Ok, but what good would that do?

Like, the problem should not be with the configuration. With my laptop, i use the exact same config file, just change the ip address, and it works. Why should i have to use wpa_supplicant to connect with the desktop?

----------

## larand54

Did you manage to get it work?

I have the same problem. I running dual boot and in Windows it works ok but not here (same machine, same place but Gentoo instead of windows). It does not found any network so it doesn't matter how you set up configuration files.

I tried the KWIFI-manager but it does not find any network but it reacts if I unloads rtl8187.

----------

## Rhiakath

Yeap. connected it with a cable. Any other way, never got it to work.

----------

## larand54

 *Rhiakath wrote:*   

> Yeap. connected it with a cable. Any other way, never got it to work.

 

You mean you skipped wireless?

----------

## Rhiakath

yeap

----------

## Rhiakath

ok, but i REALLY WANT wireless access on this! So, i'm not giving up.

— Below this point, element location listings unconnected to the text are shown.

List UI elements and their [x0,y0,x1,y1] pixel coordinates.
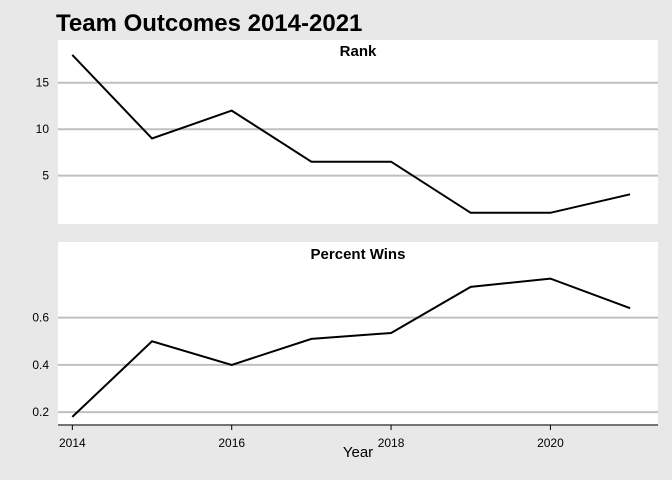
y-tick-label: 0.4 [32,358,49,372]
x-tick-label: 2020 [537,436,564,450]
y-tick-label: 10 [36,122,50,136]
y-tick-label: 15 [36,76,50,90]
x-axis-ticks: 2014 2016 2018 2020 [59,425,564,450]
y-tick-label: 5 [42,169,49,183]
x-axis-title: Year [343,444,373,461]
panel-rank-y-ticks: 5 10 15 [36,76,50,183]
x-tick-label: 2016 [218,436,245,450]
panel-rank-series-line [71,54,631,214]
panel-percent-wins-y-ticks: 0.2 0.4 0.6 [32,311,49,420]
panel-rank-gridlines [58,81,658,177]
chart-title: Team Outcomes 2014-2021 [56,10,362,37]
panel-percent-wins: Percent Wins 0.2 0.4 0.6 [32,242,658,424]
y-tick-label: 0.6 [32,311,49,325]
x-tick-label: 2018 [378,436,405,450]
panel-rank-strip-label: Rank [340,43,377,60]
panel-rank: Rank 5 10 15 [36,40,658,224]
panel-percent-wins-gridlines [58,316,658,414]
panel-percent-wins-strip-label: Percent Wins [311,246,406,263]
x-tick-label: 2014 [59,436,86,450]
panel-rank-background [58,40,658,224]
y-tick-label: 0.2 [32,405,49,419]
panel-percent-wins-background [58,242,658,424]
panel-percent-wins-series-line [71,277,631,418]
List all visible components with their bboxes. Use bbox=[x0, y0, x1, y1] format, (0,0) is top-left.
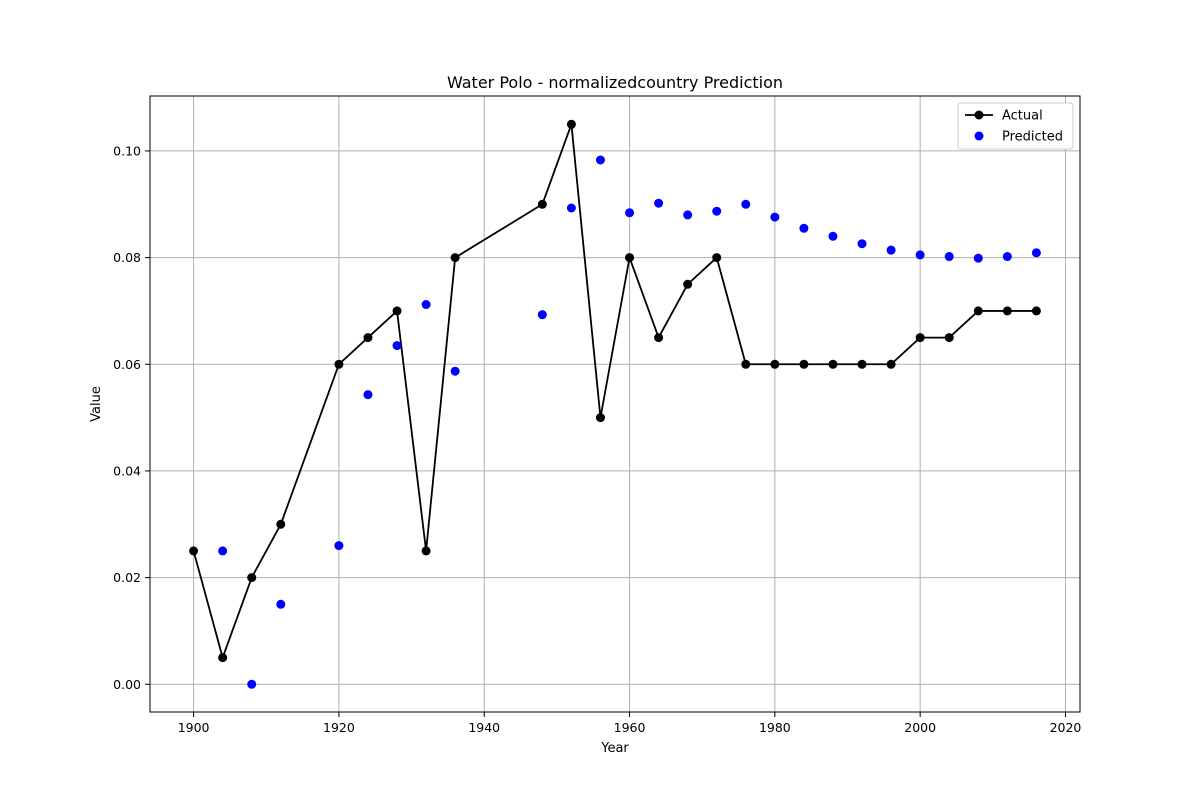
predicted-point bbox=[247, 679, 257, 689]
y-tick-label: 0.04 bbox=[113, 463, 141, 478]
predicted-point bbox=[566, 203, 576, 213]
actual-point bbox=[973, 306, 983, 316]
actual-point bbox=[654, 333, 664, 343]
predicted-point bbox=[334, 541, 344, 551]
actual-point bbox=[625, 253, 635, 263]
plot-frame bbox=[149, 95, 1081, 713]
actual-point bbox=[683, 279, 693, 289]
x-tick-label: 1940 bbox=[468, 720, 500, 735]
predicted-point bbox=[712, 206, 722, 216]
actual-point bbox=[450, 253, 460, 263]
x-tick-label: 2020 bbox=[1050, 720, 1082, 735]
legend-predicted-marker bbox=[974, 131, 984, 141]
predicted-point bbox=[915, 250, 925, 260]
actual-point bbox=[334, 359, 344, 369]
y-tick-label: 0.08 bbox=[113, 250, 141, 265]
predicted-point bbox=[1031, 248, 1041, 258]
predicted-point bbox=[392, 341, 402, 351]
predicted-point bbox=[770, 212, 780, 222]
predicted-point bbox=[886, 245, 896, 255]
predicted-point bbox=[654, 198, 664, 208]
predicted-point bbox=[595, 155, 605, 165]
actual-point bbox=[566, 119, 576, 129]
actual-point bbox=[741, 359, 751, 369]
actual-point bbox=[828, 359, 838, 369]
predicted-point bbox=[450, 366, 460, 376]
x-tick-label: 1920 bbox=[323, 720, 355, 735]
actual-point bbox=[218, 653, 228, 663]
x-tick-label: 1900 bbox=[178, 720, 210, 735]
actual-point bbox=[915, 333, 925, 343]
series-actual bbox=[189, 119, 1041, 663]
predicted-point bbox=[741, 199, 751, 209]
predicted-point bbox=[857, 239, 867, 249]
actual-point bbox=[944, 333, 954, 343]
actual-point bbox=[363, 333, 373, 343]
y-tick-label: 0.00 bbox=[113, 677, 141, 692]
actual-point bbox=[1031, 306, 1041, 316]
y-tick-label: 0.06 bbox=[113, 357, 141, 372]
actual-point bbox=[886, 359, 896, 369]
actual-point bbox=[537, 199, 547, 209]
predicted-point bbox=[973, 253, 983, 263]
legend: Actual Predicted bbox=[957, 102, 1074, 150]
actual-point bbox=[712, 253, 722, 263]
actual-point bbox=[189, 546, 199, 556]
actual-point bbox=[595, 413, 605, 423]
predicted-point bbox=[1002, 252, 1012, 262]
actual-point bbox=[857, 359, 867, 369]
x-axis-label: Year bbox=[600, 741, 629, 756]
chart-title: Water Polo - normalizedcountry Predictio… bbox=[447, 73, 783, 92]
grid bbox=[150, 96, 1080, 712]
predicted-point bbox=[421, 300, 431, 310]
predicted-point bbox=[683, 210, 693, 220]
actual-point bbox=[276, 519, 286, 529]
series-layer bbox=[189, 119, 1041, 689]
predicted-point bbox=[944, 252, 954, 262]
ticks: 1900 1920 1940 1960 1980 2000 2020 0.00 0.02 0.04… bbox=[113, 143, 1081, 735]
legend-actual-label: Actual bbox=[1002, 109, 1043, 124]
legend-actual-marker bbox=[974, 110, 984, 120]
series-predicted bbox=[218, 155, 1041, 689]
predicted-point bbox=[828, 231, 838, 241]
x-tick-label: 2000 bbox=[904, 720, 936, 735]
actual-point bbox=[247, 573, 257, 583]
x-tick-label: 1960 bbox=[614, 720, 646, 735]
predicted-point bbox=[537, 310, 547, 320]
legend-predicted-label: Predicted bbox=[1002, 130, 1063, 145]
x-tick-label: 1980 bbox=[759, 720, 791, 735]
y-tick-label: 0.02 bbox=[113, 570, 141, 585]
actual-point bbox=[799, 359, 809, 369]
actual-point bbox=[1002, 306, 1012, 316]
predicted-point bbox=[363, 390, 373, 400]
actual-point bbox=[392, 306, 402, 316]
predicted-point bbox=[625, 208, 635, 218]
actual-point bbox=[421, 546, 431, 556]
y-axis-label: Value bbox=[89, 386, 104, 422]
predicted-point bbox=[799, 223, 809, 233]
y-tick-label: 0.10 bbox=[113, 143, 141, 158]
actual-point bbox=[770, 359, 780, 369]
predicted-point bbox=[276, 599, 286, 609]
predicted-point bbox=[218, 546, 228, 556]
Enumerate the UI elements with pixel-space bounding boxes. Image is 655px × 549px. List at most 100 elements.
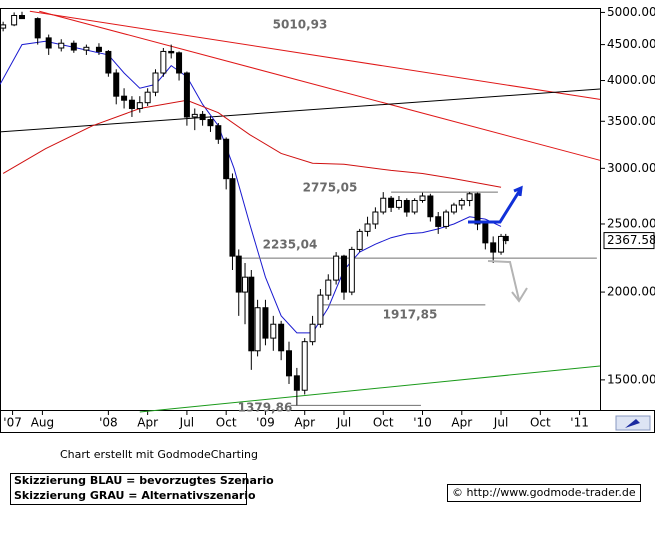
preferred-scenario-sketch	[468, 189, 522, 224]
x-tick-label: Apr	[294, 416, 315, 430]
candle-body	[83, 46, 90, 51]
candle-body	[427, 195, 434, 218]
notes-box	[10, 473, 247, 505]
candle-body	[248, 276, 255, 352]
tool-icon-glyph	[625, 419, 640, 428]
candle-body	[207, 119, 214, 127]
candle-body	[235, 255, 242, 293]
candle-body	[403, 199, 410, 213]
candle-body	[199, 113, 206, 121]
candle-body	[128, 99, 135, 109]
candle-body	[105, 50, 112, 74]
candle-body	[95, 46, 102, 52]
moving-average	[2, 99, 502, 188]
x-tick-label: Oct	[373, 416, 394, 430]
candle-body	[113, 72, 120, 97]
alternative-scenario-sketch	[487, 260, 520, 301]
level-label: 2775,05	[303, 181, 358, 195]
candle-body	[317, 294, 324, 325]
y-tick-label: 1500.00	[607, 372, 655, 386]
level-label: 5010,93	[273, 18, 328, 32]
candle-body	[364, 223, 371, 232]
candle-body	[395, 199, 402, 208]
trend-line	[29, 10, 601, 100]
candle-body	[58, 42, 65, 49]
candle-body	[309, 323, 316, 343]
candle-body	[262, 307, 269, 339]
x-tick-label: '08	[99, 416, 118, 430]
y-tick-label: 4500.00	[607, 37, 655, 51]
candle-body	[348, 248, 355, 293]
candle-body	[450, 204, 457, 213]
level-label: 2235,04	[263, 238, 318, 252]
x-tick-label: '07	[3, 416, 22, 430]
source[interactable]: © http://www.godmode-trader.de	[452, 486, 636, 499]
candle-body	[270, 323, 277, 339]
candle-body	[223, 138, 230, 180]
candle-body	[325, 279, 332, 296]
candle-body	[356, 230, 363, 250]
x-tick-label: Oct	[530, 416, 551, 430]
note: Skizzierung BLAU = bevorzugtes Szenario	[14, 474, 274, 487]
candle-body	[435, 216, 442, 227]
candle-body	[458, 199, 465, 206]
y-tick-label: 4000.00	[607, 73, 655, 87]
candle-body	[502, 235, 509, 242]
x-tick-label: '10	[413, 416, 432, 430]
candle-body	[293, 375, 300, 391]
level-label: 1379,86	[238, 401, 293, 415]
x-tick-label: '09	[256, 416, 275, 430]
candle-body	[254, 307, 261, 352]
candle-body	[340, 255, 347, 293]
candle-body	[160, 50, 167, 74]
last-price-label: 2367.58	[607, 233, 655, 247]
candle-body	[34, 18, 41, 39]
candle-body	[411, 199, 418, 213]
candle-body	[152, 72, 159, 93]
credit: Chart erstellt mit GodmodeCharting	[60, 448, 258, 461]
x-tick-label: Jul	[493, 416, 508, 430]
y-tick-label: 3000.00	[607, 161, 655, 175]
candle-body	[183, 72, 190, 118]
candle-body	[45, 37, 52, 49]
candle-body	[121, 95, 128, 101]
candle-body	[229, 178, 236, 257]
x-tick-label: Jul	[336, 416, 351, 430]
candle-body	[333, 255, 340, 281]
candle-body	[498, 235, 505, 253]
candle-body	[443, 211, 450, 227]
y-tick-label: 5000.00	[607, 5, 655, 19]
last-price-box	[603, 232, 655, 250]
candle-body	[191, 113, 198, 118]
candle-body	[286, 350, 293, 377]
candle-body	[18, 14, 25, 20]
candle-body	[301, 341, 308, 391]
candle-body	[168, 50, 175, 54]
y-tick-label: 2000.00	[607, 285, 655, 299]
trend-line	[0, 88, 601, 133]
x-tick-label: Aug	[31, 416, 54, 430]
alternative-scenario-arrowhead	[511, 287, 528, 303]
plot-frame	[0, 8, 601, 411]
note: Skizzierung GRAU = Alternativszenario	[14, 489, 256, 502]
candle-body	[482, 223, 489, 244]
preferred-scenario-arrowhead	[513, 185, 523, 197]
candle-body	[419, 195, 426, 201]
trend-line	[139, 365, 601, 413]
candle-body	[474, 193, 481, 225]
x-tick-label: Apr	[137, 416, 158, 430]
candle-body	[278, 323, 285, 352]
moving-average	[0, 40, 502, 334]
x-tick-label: Jul	[179, 416, 194, 430]
x-tick-label: Apr	[451, 416, 472, 430]
candle-body	[242, 276, 249, 293]
candle-body	[0, 24, 7, 29]
candle-body	[11, 14, 18, 26]
candle-body	[466, 193, 473, 201]
candle-body	[388, 197, 395, 208]
y-tick-label: 3500.00	[607, 114, 655, 128]
marks: 1500.00 2000.00 2500.00 3000.00 3500.00 4000.…	[0, 5, 655, 430]
source-box	[447, 484, 641, 502]
candle-body	[490, 242, 497, 253]
candle-body	[380, 197, 387, 213]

Gonna try the wpa today, when i get home from work.. (8 more hours to go... sigh...)

----------

## Rhiakath

Ok, gave it another go. this is my current config.

linux kernel 2.6.27-r7, wpa_supplicant_0.6.4.

I can connect to the router, now configured with wpa2.

the configuration is correct, because it's the same on my laptop.

it is able to connect, and able to ping about 10 times. then, no more communication whatsoever with the router.

if i reload the rtl8187 driver, i get another 10 pings at the router. unfortunately, this is not enough for me even to open the router page.

So, what's wrong with this?

----------

## Rhiakath

Ok, i tried compiling the drivers inside the kernel, and it works a bit better. I can now browse (somewhat). It is incredibly slow, and sometimes, doesn't transfer any data at all. Sometimes restarting net.wlan0 kinda works.

any ideia?

----------